4 min read

do nothing, be not afraid & visit your own tomb

this one starts very contemplative and then gets weird, I'm sorry
do nothing, be not afraid & visit your own tomb

Let’s begin with How To Do Nothing. My friend Alex sent me this article (which is now a book) when I asked them frantically for book recommendations (I am always seeking those, please send them and also friend me on Goodreads). It was a piece that blew my hair back a bit—it’s not about lazing about, but consciously thinking about what we as a society think about what is “productive” (especially vis-a-vis a capitalist bottom line), and thinking about whether or not those are structures we agree with, or what it’s like to push back against what Odell calls the “attention economy.”

Anyway, after Chapter 1, I was about ready to join a convent or a commune, and then I read Chapter 2, which is great because it’s explicitly about why just escaping from society doesn’t work—we have to take time to be contemplative, but return back to participate and make things better.

So at the very least, I headed to the Huntington Museum & Gardens, which is a combination arboretum / museum about 20 minutes from me, and just sat on assorted benches and took pictures of plants and read the book. And it was lovely. I heartily recommend it.

Relatedly, I’ve been looking for a time to share this piece in the Paris Review on the birth of the semicolon, and what better time than when we talk about that pause, that cæsura that Odell asks that we take. (Also I am delighted to see a mark I hadn’t seen before—you can see on the last line, that looks like a semicolon but is an abbreviation for the word que)

In other language, I recently found out about kenning, an Old Norse / Old English way of using figurative language in poetry to refer to something more mundane, so you get something like hauka fjöllum = hawk’s mountain = arm (because it’s where a hawk is perched during falconry).
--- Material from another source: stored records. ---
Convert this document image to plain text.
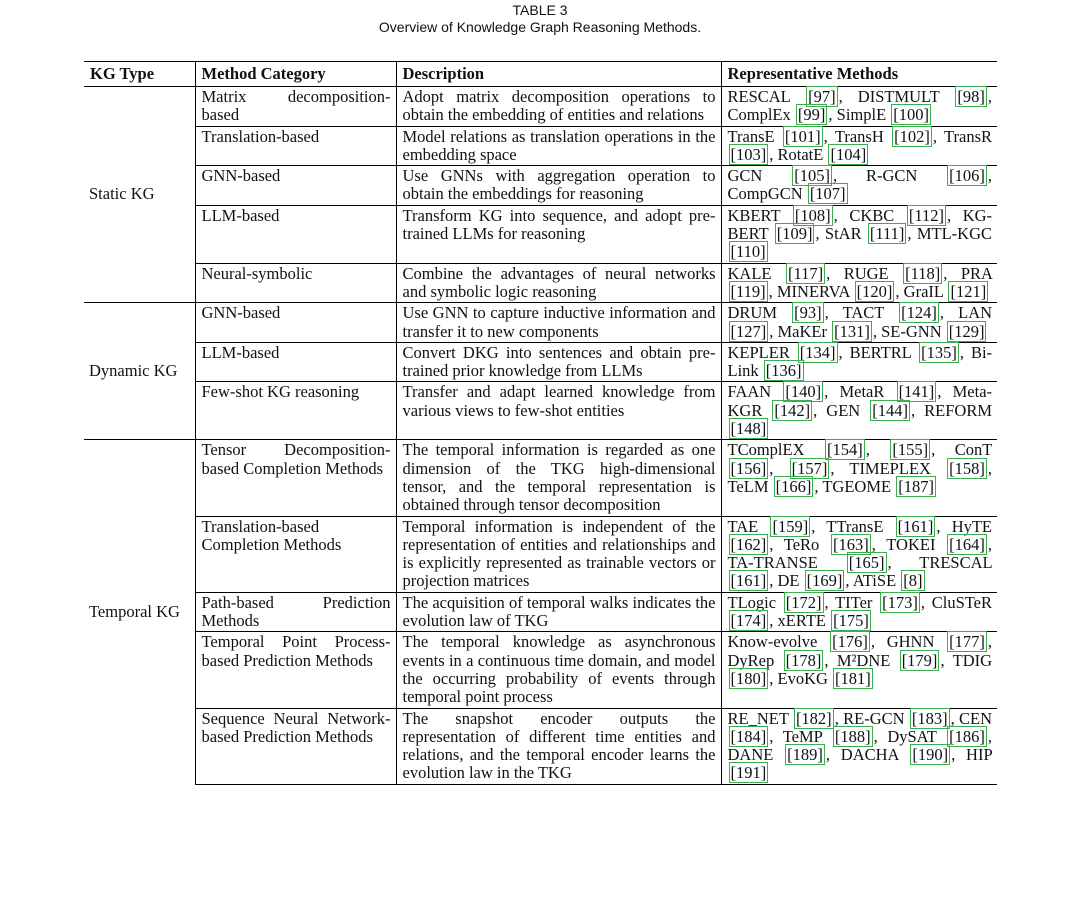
TABLE 3
Overview of Knowledge Graph Reasoning Methods.
KG Type	Method Category	Description	Representative Methods
Static KG	Matrix decomposition-based	Adopt matrix decomposition operations to obtain the embedding of entities and relations	RESCAL [97] , DISTMULT [98] , ComplEx [99] , SimplE [100]
	Translation-based	Model relations as translation operations in the embedding space	TransE [101] , TransH [102] , TransR [103] , RotatE [104]
	GNN-based	Use GNNs with aggregation operation to obtain the embeddings for reasoning	GCN [105] , R-GCN [106] , CompGCN [107]
	LLM-based	Transform KG into sequence, and adopt pre-trained LLMs for reasoning	KBERT [108] , CKBC [112] , KG-BERT [109] , StAR [111] , MTL-KGC [110]
	Neural-symbolic	Combine the advantages of neural networks and symbolic logic reasoning	KALE [117] , RUGE [118] , PRA [119] , MINERVA [120] , GraIL [121]
Dynamic KG	GNN-based	Use GNN to capture inductive information and transfer it to new components	DRUM [93] , TACT [124] , LAN [127] , MaKEr [131] , SE-GNN [129]
	LLM-based	Convert DKG into sentences and obtain pre-trained prior knowledge from LLMs	KEPLER [134] , BERTRL [135] , Bi-Link [136]
	Few-shot KG reasoning	Transfer and adapt learned knowledge from various views to few-shot entities	FAAN [140] , MetaR [141] , Meta-KGR [142] , GEN [144] , REFORM [148]
Temporal KG	Tensor Decomposition-based Completion Methods	The temporal information is regarded as one dimension of the TKG high-dimensional tensor, and the temporal representation is obtained through tensor decomposition	TComplEX [154] , [155] , ConT [156] , [157] , TIMEPLEX [158] , TeLM [166] , TGEOME [187]
	Translation-based Completion Methods	Temporal information is independent of the representation of entities and relationships and is explicitly represented as trainable vectors or projection matrices	TAE [159] , TTransE [161] , HyTE [162] , TeRo [163] , TOKEI [164] , TA-TRANSE [165] , TRESCAL [161] , DE [169] , ATiSE [8]
	Path-based Prediction Methods	The acquisition of temporal walks indicates the evolution law of TKG	TLogic [172] , TITer [173] , CluSTeR [174] , xERTE [175]
	Temporal Point Process-based Prediction Methods	The temporal knowledge as asynchronous events in a continuous time domain, and model the occurring probability of events through temporal point process	Know-evolve [176] , GHNN [177] , DyRep [178] , M²DNE [179] , TDIG [180] , EvoKG [181]
	Sequence Neural Network-based Prediction Methods	The snapshot encoder outputs the representation of different time entities and relations, and the temporal encoder learns the evolution law in the TKG	RE_NET [182] , RE-GCN [183] , CEN [184] , TeMP [188] , DySAT [186] , DANE [189] , DACHA [190] , HIP [191]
This website has a ton of great examples and breakdowns, such as:

Heita dýrbliks dynsæðinga hungrdeyfi
hunger-soother of the din-gulls of the beast-gleam of Heiti = warrior

the beast of the Heiti → SHIP
the gleam of the SHIP → SHIELD
the din of the SHIELD → BATTLE
the gulls of the BATTLE → RAVENS / EAGLES
the hunger-soother of RAVENS/EAGLES → WARRIOR

These little “floating worlds” in test tubes are so beautiful!

Obviously I was Online As A Teen, so I feel this acutely, but this piece about our nostalgia for the early web and how it’s influenced culture in ways like the rise of vaporwave, and creations like GeoCities-izer, a site that turned any website into looking as if it were created from GeoCities in the mid 90s, is great:

The complicated pang of nostalgia that you feel while scrolling through the GeoCities-izer isn’t necessarily for the objects themselves — it’s for the context in which they were made, for the promises of an inclusive and utopic web that they were enmeshed in, yet have since failed to materialise.
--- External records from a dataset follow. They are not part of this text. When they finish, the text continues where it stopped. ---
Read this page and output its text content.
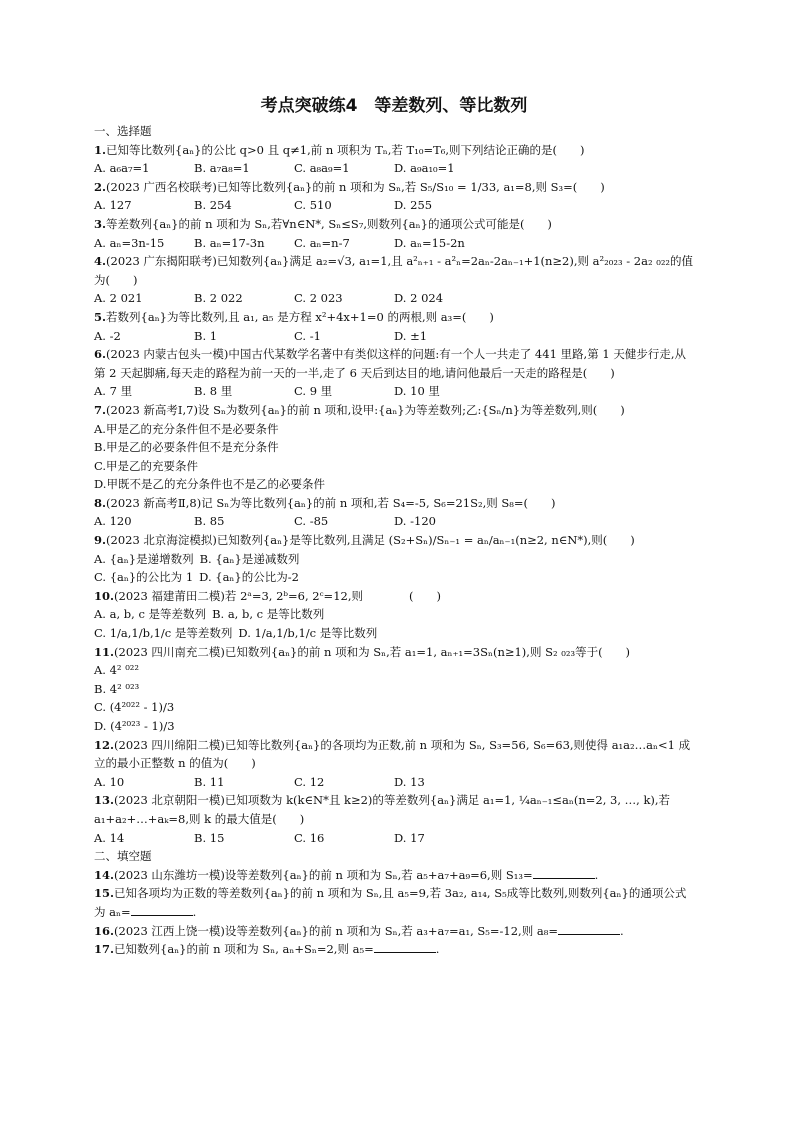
考点突破练4　等差数列、等比数列
一、选择题
1.已知等比数列{aₙ}的公比 q>0 且 q≠1,前 n 项积为 Tₙ,若 T₁₀=T₆,则下列结论正确的是(　　)
A. a₆a₇=1	B. a₇a₈=1	C. a₈a₉=1	D. a₉a₁₀=1
2.(2023 广西名校联考)已知等比数列{aₙ}的前 n 项和为 Sₙ,若 S₅/S₁₀ = 1/33, a₁=8,则 S₃=(　　)
A. 127	B. 254	C. 510	D. 255
3.等差数列{aₙ}的前 n 项和为 Sₙ,若∀n∈N*, Sₙ≤S₇,则数列{aₙ}的通项公式可能是(　　)
A. aₙ=3n-15	B. aₙ=17-3n	C. aₙ=n-7	D. aₙ=15-2n
4.(2023 广东揭阳联考)已知数列{aₙ}满足 a₂=√3, a₁=1,且 a²ₙ₊₁ - a²ₙ=2aₙ-2aₙ₋₁+1(n≥2),则 a²₂₀₂₃ - 2a₂ ₀₂₂的值为(　　)
A. 2 021	B. 2 022	C. 2 023	D. 2 024
5.若数列{aₙ}为等比数列,且 a₁, a₅ 是方程 x²+4x+1=0 的两根,则 a₃=(　　)
A. -2	B. 1	C. -1	D. ±1
6.(2023 内蒙古包头一模)中国古代某数学名著中有类似这样的问题:有一个人一共走了 441 里路,第 1 天健步行走,从第 2 天起脚痛,每天走的路程为前一天的一半,走了 6 天后到达目的地,请问他最后一天走的路程是(　　)
A. 7 里	B. 8 里	C. 9 里	D. 10 里
7.(2023 新高考Ⅰ,7)设 Sₙ为数列{aₙ}的前 n 项和,设甲:{aₙ}为等差数列;乙:{Sₙ/n}为等差数列,则(　　)
A.甲是乙的充分条件但不是必要条件
B.甲是乙的必要条件但不是充分条件
C.甲是乙的充要条件
D.甲既不是乙的充分条件也不是乙的必要条件
8.(2023 新高考Ⅱ,8)记 Sₙ为等比数列{aₙ}的前 n 项和,若 S₄=-5, S₆=21S₂,则 S₈=(　　)
A. 120	B. 85	C. -85	D. -120
9.(2023 北京海淀模拟)已知数列{aₙ}是等比数列,且满足 (S₂+Sₙ)/Sₙ₋₁ = aₙ/aₙ₋₁(n≥2, n∈N*),则(　　)
A. {aₙ}是递增数列 B. {aₙ}是递减数列
C. {aₙ}的公比为 1 D. {aₙ}的公比为-2
10.(2023 福建莆田二模)若 2ᵃ=3, 2ᵇ=6, 2ᶜ=12,则　　　　(　　)
A. a, b, c 是等差数列 B. a, b, c 是等比数列
C. 1/a,1/b,1/c 是等差数列 D. 1/a,1/b,1/c 是等比数列
11.(2023 四川南充二模)已知数列{aₙ}的前 n 项和为 Sₙ,若 a₁=1, aₙ₊₁=3Sₙ(n≥1),则 S₂ ₀₂₃等于(　　)
A. 4² ⁰²²
B. 4² ⁰²³
C. (4²⁰²² - 1)/3
D. (4²⁰²³ - 1)/3
12.(2023 四川绵阳二模)已知等比数列{aₙ}的各项均为正数,前 n 项和为 Sₙ, S₃=56, S₆=63,则使得 a₁a₂…aₙ<1 成立的最小正整数 n 的值为(　　)
A. 10	B. 11	C. 12	D. 13
13.(2023 北京朝阳一模)已知项数为 k(k∈N*且 k≥2)的等差数列{aₙ}满足 a₁=1, ¼aₙ₋₁≤aₙ(n=2, 3, …, k),若 a₁+a₂+…+aₖ=8,则 k 的最大值是(　　)
A. 14	B. 15	C. 16	D. 17
二、填空题
14.(2023 山东潍坊一模)设等差数列{aₙ}的前 n 项和为 Sₙ,若 a₅+a₇+a₉=6,则 S₁₃=	.
15.已知各项均为正数的等差数列{aₙ}的前 n 项和为 Sₙ,且 a₅=9,若 3a₂, a₁₄, S₅成等比数列,则数列{aₙ}的通项公式为 aₙ=	.
16.(2023 江西上饶一模)设等差数列{aₙ}的前 n 项和为 Sₙ,若 a₃+a₇=a₁, S₅=-12,则 a₈=	.
17.已知数列{aₙ}的前 n 项和为 Sₙ, aₙ+Sₙ=2,则 a₅=	.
There is a floating (!) parade (!!!) celebrating Hieronymus Bosch and I want to go:

They have restored the Ghent Altarpiece, and the Lamb of God is terrifying. A good friend put it thusly:

maybe sacrilegious news: This interview with Jude Law ostensibly about the new season of The New Pope has one of the ledes of the century: “Jude Law is looking at art. I am looking at Jude Law.” It’s also a great piece about Jude Law thinking about life in his 40s, his work in The Young Pope, what beauty means—especially as one ages, especially beauty like Law’s which is beatific (honestly in the theological meaning!), but also, as the author writes, with a “glimmer of danger, like a cool blade held against your throat.”

…and finally, if we could all be so lucky (to have a tomb of our own, to visit it with Nicholas Cage, or to be referred to as a Mystery Woman)

Related, one of my favorite Clickhole articles: 7 Things You Have To Do When Attending Your Own Funeral In Disguise.

I love this crab bowl from mid 18th c. China, there are only four of them in the world!

etcetera: Russian Birds Accidentally Preserved Historic Documents in Their Nests. There is a fighting game based on Les Misérables (and I have just found out that not only is ROBOJEAN a character but the final boss is JUDGEMENT). Japan has invented sliced mayonnaise.